Es necesario aferrarse a la fe: Dios es bueno - Alfa y Omega

Es necesario aferrarse a la fe: Dios es bueno

Redacción

El obispo de León, monseñor Julián López, ha presidido la misa-funeral conjunta que se ha celebrado en el Pabellón Polideportivo de Santa Lucía de Gordón por la memoria de los seis mineros fallecidos en el accidente mortal registrado la semana pasada en el Pozo Emilio del Valle, en León.

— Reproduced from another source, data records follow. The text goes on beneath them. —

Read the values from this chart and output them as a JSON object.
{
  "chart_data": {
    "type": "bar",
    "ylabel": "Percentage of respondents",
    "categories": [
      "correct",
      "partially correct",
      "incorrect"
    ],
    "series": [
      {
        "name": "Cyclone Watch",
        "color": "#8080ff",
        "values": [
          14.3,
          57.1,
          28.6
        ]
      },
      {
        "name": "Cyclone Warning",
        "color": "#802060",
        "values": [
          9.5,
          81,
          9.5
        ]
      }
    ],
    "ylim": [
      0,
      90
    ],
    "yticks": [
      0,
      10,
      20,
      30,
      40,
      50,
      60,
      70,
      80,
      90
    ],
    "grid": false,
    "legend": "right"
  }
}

En su homilía de esta celebración –de la que Alfa y Omega, al cierre de nuestra anterior edición, no pudo dar noticia–, monseñor López subrayó «el dolor inmenso que representan estas seis vidas brutalmente rotas», a la vez que transmitió su «cercanía afectuosa junto con el consuelo de la fe, a la vez que hacemos votos por la completa recuperación de los heridos y por el futuro de la minería, que no queremos que se vea afectado por el drama que estamos viviendo».

El obispo de León ha recalcado que «la vida humana, nuestro mayor tesoro, es un bien demasiado frágil. La muerte de estos mineros nos ha sobrecogido a todos, a la vez que nos ha recordado la fragilidad del ser humano. No es fácil en estas dolorosas circunstancias vivir en la fe y en la esperanza un hecho así. Sin embargo, aun en medio de la tristeza que nos embarga, la misericordia del Señor no termina y no se acaba su compasión. Es necesario aferrarse a la fe y a la certeza de que, pese a todo, Dios es fiel y es bueno para con los que lo esperan y lo buscan».